Participants in this study had a low PDQ-39 score, which indicated a good perception of their quality of life, and no association was found with the DMFT index. This may have occurred because the sample was not in the more advanced stages of the disease. However, in the more advanced stages, symptoms such as: dementia, depression and speech difficulties interfere directly with the quality of life, and these factors intervene with the social function of the individual with PD [9] [16].

A recent German study of 100 parkinsonians sought to investigate access to dental health services and measure the impact of oral health on quality of life using the Oral Health Impact Profile (OHIP-14). The researchers observed that those Parkinsonians who had few symptoms of the disease had a better perception of their oral health, and that most (91.8%) had their own dentist and visited them regularly [17].

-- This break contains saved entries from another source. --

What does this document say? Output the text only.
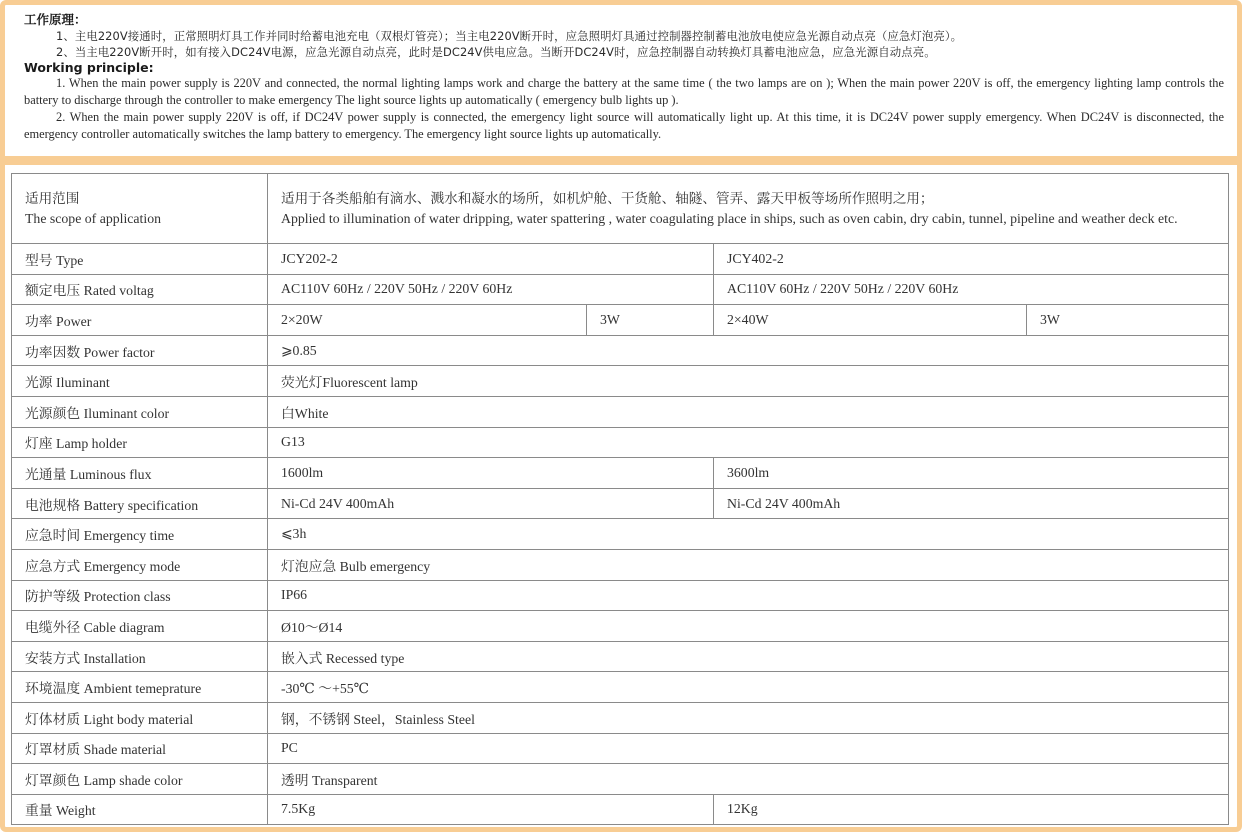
工作原理：
1、主电220V接通时，正常照明灯具工作并同时给蓄电池充电（双根灯管亮）；当主电220V断开时，应急照明灯具通过控制器控制蓄电池放电使应急光源自动点亮（应急灯泡亮）。
2、当主电220V断开时，如有接入DC24V电源，应急光源自动点亮，此时是DC24V供电应急。当断开DC24V时，应急控制器自动转换灯具蓄电池应急，应急光源自动点亮。
Working principle:

1. When the main power supply is 220V and connected, the normal lighting lamps work and charge the battery at the same time ( the two lamps are on ); When the main power 220V is off, the emergency lighting lamp controls the battery to discharge through the controller to make emergency The light source lights up automatically ( emergency bulb lights up ).

2. When the main power supply 220V is off, if DC24V power supply is connected, the emergency light source will automatically light up. At this time, it is DC24V power supply emergency. When DC24V is disconnected, the emergency controller automatically switches the lamp battery to emergency. The emergency light source lights up automatically.

适用范围
The scope of application	适用于各类船舶有滴水、溅水和凝水的场所，如机炉舱、干货舱、轴隧、管弄、露天甲板等场所作照明之用；
Applied to illumination of water dripping, water spattering , water coagulating place in ships, such as oven cabin, dry cabin, tunnel, pipeline and weather deck etc.			

型号 Type	JCY202-2		JCY402-2	
额定电压 Rated voltag	AC110V 60Hz / 220V 50Hz / 220V 60Hz		AC110V 60Hz / 220V 50Hz / 220V 60Hz	
功率 Power	2×20W	3W	2×40W	3W
功率因数 Power factor	⩾0.85			
光源 Iluminant	荧光灯Fluorescent lamp			
光源颜色 Iluminant color	白White			
灯座 Lamp holder	G13			
光通量 Luminous flux	1600lm		3600lm	
电池规格 Battery specification	Ni-Cd 24V 400mAh		Ni-Cd 24V 400mAh	
应急时间 Emergency time	⩽3h			
应急方式 Emergency mode	灯泡应急 Bulb emergency			
防护等级 Protection class	IP66			
电缆外径 Cable diagram	Ø10～Ø14			
安装方式 Installation	嵌入式 Recessed type			
环境温度 Ambient temeprature	-30℃ ～+55℃			
灯体材质 Light body material	钢，不锈钢 Steel，Stainless Steel			
灯罩材质 Shade material	PC			
灯罩颜色 Lamp shade color	透明 Transparent			
重量 Weight	7.5Kg		12Kg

Although there is a concern about the maintenance of the elderly’s oral health status in the dental literature, there is a lack of content regarding the oral health care of people with PD [18]. Despite of the limitations in this research due to the lack of publications about oral health and quality of life for people with Parkinson’s disease, another limitation is related to self-reporting because it involves social and psychological components. As well as PDQ-39 presents more specific assessment dimensions for general health signs and symptoms.

5. Conclusion

New studies are important in order to contribute to the improvement of oral health care and assistance of this group of people, seeking to establish programs that meet specific needs, both preventive and curative, so that the oral health conditions necessary to live with quality of life are maintained, despite the motor limitations imposed by the disease.

Conflicts of Interest

The authors declare no conflicts of interest.